I don't live in US, but I think it's not very fair to measure US with separate countries. It would make more sense to measure separate states. Because if you take EU as a whole you would get worse result too.
The US is a country. France is a country, so is Germany. How is that "not fair"? Should France's results be broken out by province or Australia by state?
Yet another reason to break down the US into States, where local policies dominate.
I glanced at the 466 page report for this and couldn't grep a US state... Someone should sell the OECD on an OLAP system so they can easily find this stuff out and publish it. (Or even let journalists and/or the public have direct access...)
Sure, and if we had the data broken down we could determine how much variance is within each country and how valid a country-wide report is for each country. Somehow I think France's partitions would be a lot more uniform than the US's partitions for this study, but without the data I can't be sure.
I can absolutely guarantee that this is not the case in France. Try comparing Île-de-France and similarly sized Limousin for example.
I spend a lot of time both in the EU and the US, and find the US remarkably culturally homogeneous compared to Europe. In a country the size of a continent, from coast to coast, you find the same dominant language, traditions, politics, religion, holidays, sports, restaurant chains and stores.
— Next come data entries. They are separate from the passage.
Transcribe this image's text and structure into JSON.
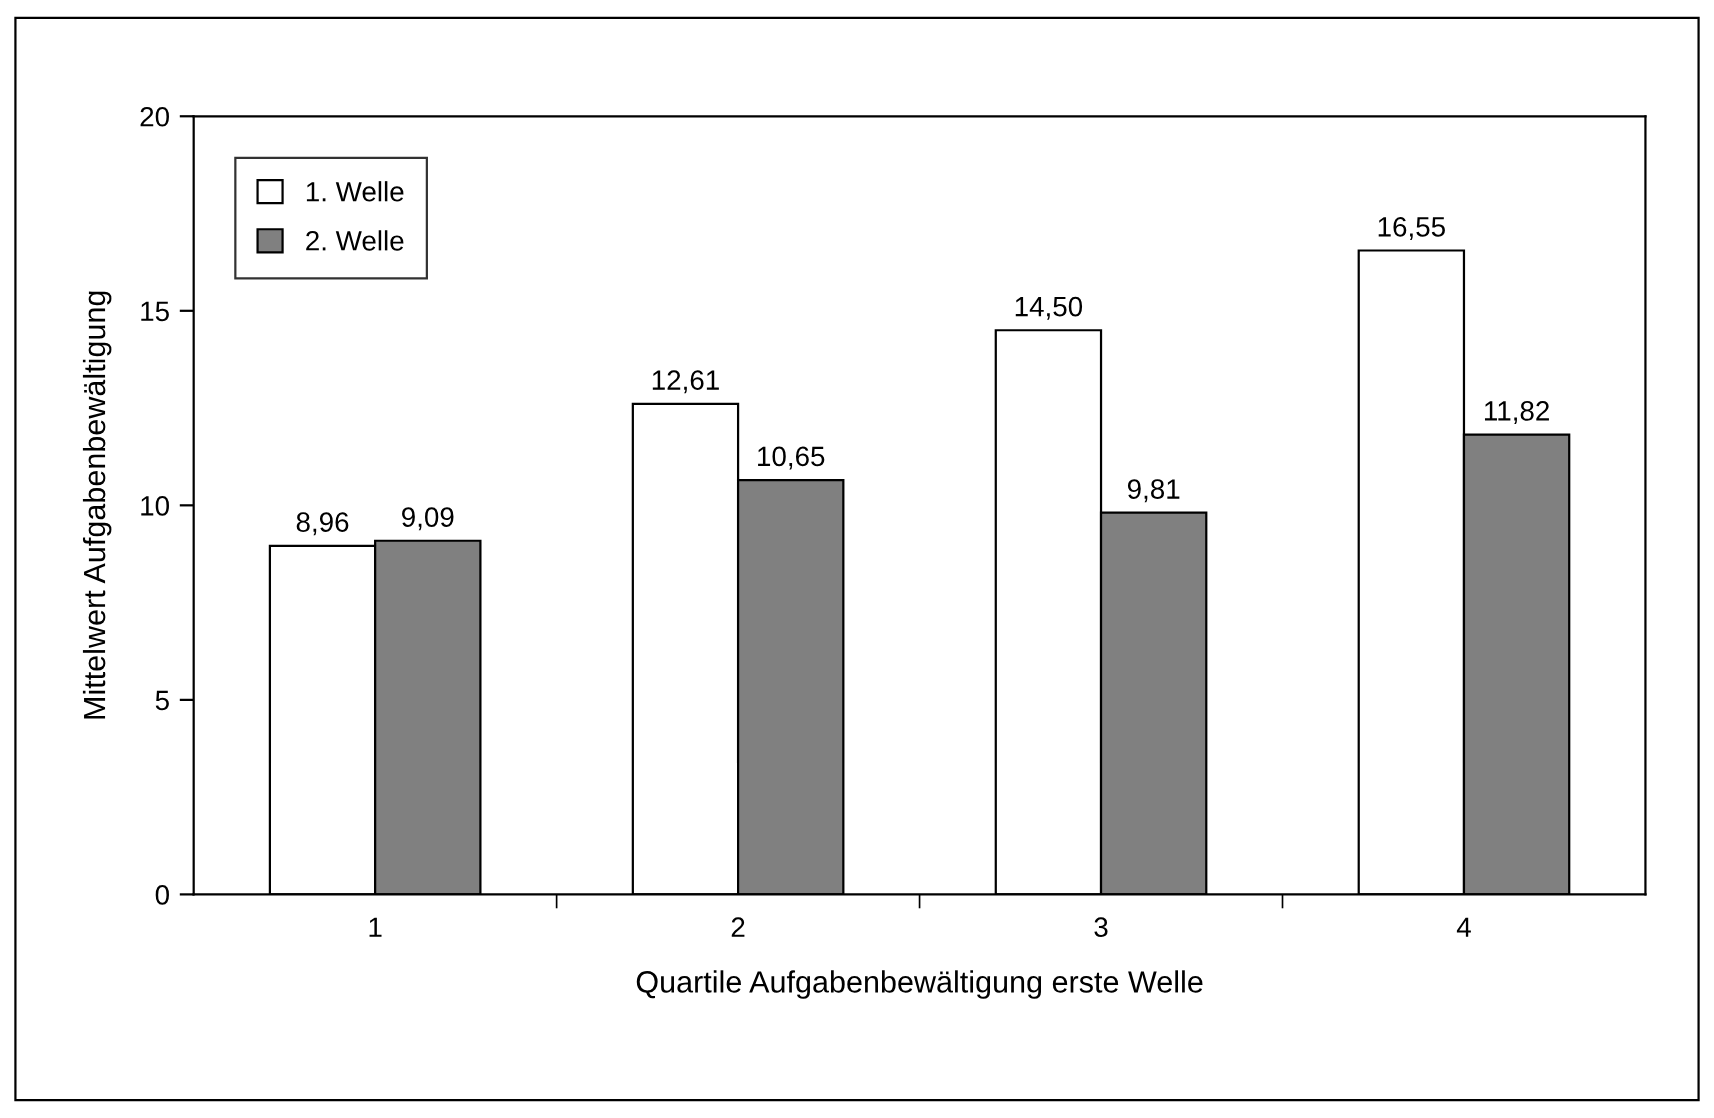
{
  "chart_data": {
    "type": "bar",
    "xlabel": "Quartile Aufgabenbewältigung erste Welle",
    "ylabel": "Mittelwert Aufgabenbewältigung",
    "categories": [
      "1",
      "2",
      "3",
      "4"
    ],
    "series": [
      {
        "name": "1. Welle",
        "color": "#ffffff",
        "values": [
          8.96,
          12.61,
          14.5,
          16.55
        ],
        "value_labels": [
          "8,96",
          "12,61",
          "14,50",
          "16,55"
        ]
      },
      {
        "name": "2. Welle",
        "color": "#808080",
        "values": [
          9.09,
          10.65,
          9.81,
          11.82
        ],
        "value_labels": [
          "9,09",
          "10,65",
          "9,81",
          "11,82"
        ]
      }
    ],
    "ylim": [
      0,
      20
    ],
    "yticks": [
      0,
      5,
      10,
      15,
      20
    ],
    "grid": false,
    "legend": "top left"
  }
}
What is the case I imagine, is that one is trained from birth to differentiate the tiny differences within one's own culture and values those so highly, that they look like remarkable diversity, while one doesn't recognize the differences between strangers, and automatically doesn't value them very highly. Can you tell a significant difference between a Slovene and a Hungarian, for example?
This is how 'latin americans' seem like one uniform group, or even 'sub saharan africans' or 'asians', while objectively Amhara from Ethiopia, Hausa from Nigeria and San from South Africa differ far more from each other than say Americans, Italians and Danes differ from each other.
Every country has more and less developed regions, even super rich mini and micro states like Monaco, Lichtenstein and Luxembourg. And inside these regions, every town has more and less developed areas, and inside these towns, every street does, and on these streets, there are more and less developed homes. Inside these homes, there are more and less developed rooms.
You can keep zooming in, to the most highly developed desk in the most highly developed building in the most highly developed street, in the most highly developed town, etc, and then be content with the absolutely stellar performance if it wasn't for the periphery dragging us down.